ST MARY'S EPISCOPAL CATHEDRAL

WHERE IS IT? On Great Western Road in Glasgow's West End, between Kelvinbridge and St. George's Cross Underground station

Found on Great Western Road, just along from the impressive Lansdowne Church, the cathedral was originally opened in 1871 as St. Mary’s Episcopal Church. However, it was not completed until two decades later when the spire was finally erected in 1893.
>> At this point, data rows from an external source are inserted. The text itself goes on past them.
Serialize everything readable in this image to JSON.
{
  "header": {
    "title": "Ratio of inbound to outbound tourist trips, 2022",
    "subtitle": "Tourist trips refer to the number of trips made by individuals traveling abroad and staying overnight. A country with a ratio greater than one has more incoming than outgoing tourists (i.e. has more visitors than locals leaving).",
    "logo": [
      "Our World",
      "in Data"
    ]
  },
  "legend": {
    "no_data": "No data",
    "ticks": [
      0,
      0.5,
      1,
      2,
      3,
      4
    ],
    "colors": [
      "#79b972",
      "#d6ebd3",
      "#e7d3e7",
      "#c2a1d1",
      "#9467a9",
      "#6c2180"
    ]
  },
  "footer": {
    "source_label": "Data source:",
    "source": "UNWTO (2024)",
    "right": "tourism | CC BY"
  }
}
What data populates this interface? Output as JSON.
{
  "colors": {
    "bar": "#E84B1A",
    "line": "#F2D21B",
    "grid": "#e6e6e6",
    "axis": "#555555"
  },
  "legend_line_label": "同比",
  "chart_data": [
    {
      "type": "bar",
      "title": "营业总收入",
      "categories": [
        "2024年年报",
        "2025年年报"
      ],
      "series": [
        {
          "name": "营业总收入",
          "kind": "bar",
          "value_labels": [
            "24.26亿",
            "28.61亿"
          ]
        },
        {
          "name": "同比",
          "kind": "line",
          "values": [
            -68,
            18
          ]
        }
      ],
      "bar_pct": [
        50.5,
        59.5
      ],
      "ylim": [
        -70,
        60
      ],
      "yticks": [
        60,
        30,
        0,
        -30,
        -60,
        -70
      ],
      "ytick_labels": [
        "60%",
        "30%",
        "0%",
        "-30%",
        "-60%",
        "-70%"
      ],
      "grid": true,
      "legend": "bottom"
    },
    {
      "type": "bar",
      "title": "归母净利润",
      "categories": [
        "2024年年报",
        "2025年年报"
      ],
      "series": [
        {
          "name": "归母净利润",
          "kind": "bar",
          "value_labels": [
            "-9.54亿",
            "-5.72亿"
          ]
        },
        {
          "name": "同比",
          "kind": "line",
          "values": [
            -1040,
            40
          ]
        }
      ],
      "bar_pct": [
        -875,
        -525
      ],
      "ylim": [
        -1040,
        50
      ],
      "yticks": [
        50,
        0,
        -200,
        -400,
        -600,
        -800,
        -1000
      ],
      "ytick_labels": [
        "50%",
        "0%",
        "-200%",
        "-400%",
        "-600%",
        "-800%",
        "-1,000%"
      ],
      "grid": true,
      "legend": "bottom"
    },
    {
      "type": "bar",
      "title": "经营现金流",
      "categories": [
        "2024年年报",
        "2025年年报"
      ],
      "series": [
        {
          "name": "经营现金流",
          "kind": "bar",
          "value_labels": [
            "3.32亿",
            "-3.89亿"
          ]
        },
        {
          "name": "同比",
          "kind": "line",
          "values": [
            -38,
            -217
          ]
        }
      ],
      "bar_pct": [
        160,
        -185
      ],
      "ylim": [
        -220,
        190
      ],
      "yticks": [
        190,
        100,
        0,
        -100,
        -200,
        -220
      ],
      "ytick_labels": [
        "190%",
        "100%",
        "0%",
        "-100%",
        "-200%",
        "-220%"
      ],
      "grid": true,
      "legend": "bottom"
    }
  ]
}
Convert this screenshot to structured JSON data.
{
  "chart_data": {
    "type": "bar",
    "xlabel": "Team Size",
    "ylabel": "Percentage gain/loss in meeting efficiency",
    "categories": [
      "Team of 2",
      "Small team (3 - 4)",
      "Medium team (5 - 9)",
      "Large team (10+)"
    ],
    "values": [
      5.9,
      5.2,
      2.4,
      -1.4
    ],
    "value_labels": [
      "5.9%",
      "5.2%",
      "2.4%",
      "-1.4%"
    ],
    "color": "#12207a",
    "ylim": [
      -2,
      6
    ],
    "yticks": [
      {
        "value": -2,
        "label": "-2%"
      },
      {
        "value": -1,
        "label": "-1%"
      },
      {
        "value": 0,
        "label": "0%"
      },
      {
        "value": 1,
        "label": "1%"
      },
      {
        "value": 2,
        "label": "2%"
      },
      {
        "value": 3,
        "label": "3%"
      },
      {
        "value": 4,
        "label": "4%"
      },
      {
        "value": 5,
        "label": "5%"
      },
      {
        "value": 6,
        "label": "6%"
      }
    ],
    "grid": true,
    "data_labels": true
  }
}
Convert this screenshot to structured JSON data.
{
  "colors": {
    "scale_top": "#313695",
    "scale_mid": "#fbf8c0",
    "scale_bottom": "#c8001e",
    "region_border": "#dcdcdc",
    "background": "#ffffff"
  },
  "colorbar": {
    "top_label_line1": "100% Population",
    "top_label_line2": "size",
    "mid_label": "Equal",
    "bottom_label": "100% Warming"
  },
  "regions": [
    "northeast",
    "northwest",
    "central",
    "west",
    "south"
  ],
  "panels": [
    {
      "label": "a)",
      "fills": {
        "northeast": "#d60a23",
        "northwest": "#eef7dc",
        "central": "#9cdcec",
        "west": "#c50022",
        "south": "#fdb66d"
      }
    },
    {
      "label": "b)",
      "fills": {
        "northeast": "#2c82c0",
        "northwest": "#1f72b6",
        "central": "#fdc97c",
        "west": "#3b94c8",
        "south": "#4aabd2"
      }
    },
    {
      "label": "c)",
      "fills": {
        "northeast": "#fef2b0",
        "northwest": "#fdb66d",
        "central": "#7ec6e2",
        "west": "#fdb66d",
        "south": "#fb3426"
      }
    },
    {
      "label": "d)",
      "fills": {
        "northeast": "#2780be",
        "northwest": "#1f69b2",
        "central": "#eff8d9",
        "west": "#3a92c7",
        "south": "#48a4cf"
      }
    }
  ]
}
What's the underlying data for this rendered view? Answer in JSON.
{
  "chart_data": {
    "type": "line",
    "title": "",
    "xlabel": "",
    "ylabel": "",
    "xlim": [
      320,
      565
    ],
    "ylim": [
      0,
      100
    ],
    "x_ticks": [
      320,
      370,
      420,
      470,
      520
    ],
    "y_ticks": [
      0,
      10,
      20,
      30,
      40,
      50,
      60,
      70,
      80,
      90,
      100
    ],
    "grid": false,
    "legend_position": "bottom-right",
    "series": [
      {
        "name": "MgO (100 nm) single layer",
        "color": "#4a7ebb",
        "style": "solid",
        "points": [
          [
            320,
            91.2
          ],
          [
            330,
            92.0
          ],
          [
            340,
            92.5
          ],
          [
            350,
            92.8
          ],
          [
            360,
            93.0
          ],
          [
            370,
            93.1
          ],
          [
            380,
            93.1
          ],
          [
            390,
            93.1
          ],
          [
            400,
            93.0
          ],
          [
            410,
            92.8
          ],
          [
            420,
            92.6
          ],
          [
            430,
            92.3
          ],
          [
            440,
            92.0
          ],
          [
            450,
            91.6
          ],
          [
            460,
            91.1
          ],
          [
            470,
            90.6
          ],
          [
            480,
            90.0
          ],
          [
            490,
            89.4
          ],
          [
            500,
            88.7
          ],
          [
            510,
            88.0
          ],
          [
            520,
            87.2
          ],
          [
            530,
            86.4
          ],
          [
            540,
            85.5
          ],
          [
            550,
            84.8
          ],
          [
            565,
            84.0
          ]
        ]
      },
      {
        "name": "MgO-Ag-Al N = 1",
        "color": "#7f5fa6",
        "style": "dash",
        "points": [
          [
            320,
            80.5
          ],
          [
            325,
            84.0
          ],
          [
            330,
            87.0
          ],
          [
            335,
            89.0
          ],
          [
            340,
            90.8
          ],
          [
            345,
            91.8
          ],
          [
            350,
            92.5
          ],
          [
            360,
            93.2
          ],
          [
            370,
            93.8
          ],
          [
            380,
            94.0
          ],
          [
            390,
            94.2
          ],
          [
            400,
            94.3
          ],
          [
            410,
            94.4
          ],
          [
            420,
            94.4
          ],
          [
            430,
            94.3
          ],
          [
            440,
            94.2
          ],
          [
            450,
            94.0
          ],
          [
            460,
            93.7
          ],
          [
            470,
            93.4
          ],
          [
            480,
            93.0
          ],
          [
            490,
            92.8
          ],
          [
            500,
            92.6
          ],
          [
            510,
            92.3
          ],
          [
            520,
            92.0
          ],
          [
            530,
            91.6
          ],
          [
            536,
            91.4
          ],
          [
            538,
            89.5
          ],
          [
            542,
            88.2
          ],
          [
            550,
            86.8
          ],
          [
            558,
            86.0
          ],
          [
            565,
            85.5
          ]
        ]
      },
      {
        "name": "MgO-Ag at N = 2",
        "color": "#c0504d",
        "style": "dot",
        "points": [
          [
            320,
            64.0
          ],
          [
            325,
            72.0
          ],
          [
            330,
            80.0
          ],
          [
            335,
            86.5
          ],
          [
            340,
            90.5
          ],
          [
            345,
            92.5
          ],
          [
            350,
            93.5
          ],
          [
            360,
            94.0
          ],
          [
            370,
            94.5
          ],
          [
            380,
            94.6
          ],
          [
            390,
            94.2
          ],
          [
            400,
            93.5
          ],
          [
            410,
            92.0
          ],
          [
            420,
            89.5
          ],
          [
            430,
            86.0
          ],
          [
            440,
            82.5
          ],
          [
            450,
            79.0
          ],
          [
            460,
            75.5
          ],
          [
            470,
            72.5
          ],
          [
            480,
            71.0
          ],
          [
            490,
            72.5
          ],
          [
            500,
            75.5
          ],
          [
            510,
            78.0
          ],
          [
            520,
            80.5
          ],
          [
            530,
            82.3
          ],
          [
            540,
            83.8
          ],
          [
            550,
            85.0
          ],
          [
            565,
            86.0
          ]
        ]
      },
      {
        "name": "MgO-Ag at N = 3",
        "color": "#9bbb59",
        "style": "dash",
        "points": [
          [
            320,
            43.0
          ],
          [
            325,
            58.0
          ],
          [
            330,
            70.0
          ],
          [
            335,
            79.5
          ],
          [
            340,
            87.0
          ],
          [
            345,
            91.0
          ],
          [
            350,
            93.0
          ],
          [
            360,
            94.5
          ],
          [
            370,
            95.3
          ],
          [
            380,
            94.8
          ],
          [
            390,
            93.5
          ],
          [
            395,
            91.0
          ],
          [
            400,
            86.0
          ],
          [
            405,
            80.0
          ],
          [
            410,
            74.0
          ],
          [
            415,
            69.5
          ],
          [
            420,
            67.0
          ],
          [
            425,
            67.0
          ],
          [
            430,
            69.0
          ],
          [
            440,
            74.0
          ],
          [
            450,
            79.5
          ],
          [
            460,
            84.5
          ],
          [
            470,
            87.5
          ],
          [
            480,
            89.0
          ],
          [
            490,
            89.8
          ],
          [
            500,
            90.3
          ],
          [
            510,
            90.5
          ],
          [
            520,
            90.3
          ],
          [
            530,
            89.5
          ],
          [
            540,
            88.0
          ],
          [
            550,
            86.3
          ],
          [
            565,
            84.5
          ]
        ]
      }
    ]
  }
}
St Mary's was designed by famous English architect Sir George Gilbert Scott, who also designed St. Mary’s Cathedral in Edinburgh, as well as the main building of Glasgow University. It was while he was working on the latter that the church approached him to design their new building; the previous church, located on the corner of Renfield Street and St. Mary’s Lane, which had housed their congregation since 1825, was deemed too small for their growing membership. Although Scott lived to see the building finished, he passed away in 1878, and so the spire added to the original tower was designed by his son, John Oldrid Scott. During the decades leading up to the 20th Century, five new mission churches were established from St. Mary’s. The Scottish Episcopal Church Diosese of Glasgow and Galloway chose to reward the church’s growing influence by granting it Cathedral status in 1908. During the 1980s and 1990s, the Cathedral was in need of urgent repair work, including repairs to the spire and tower, as well completely reslating the roof.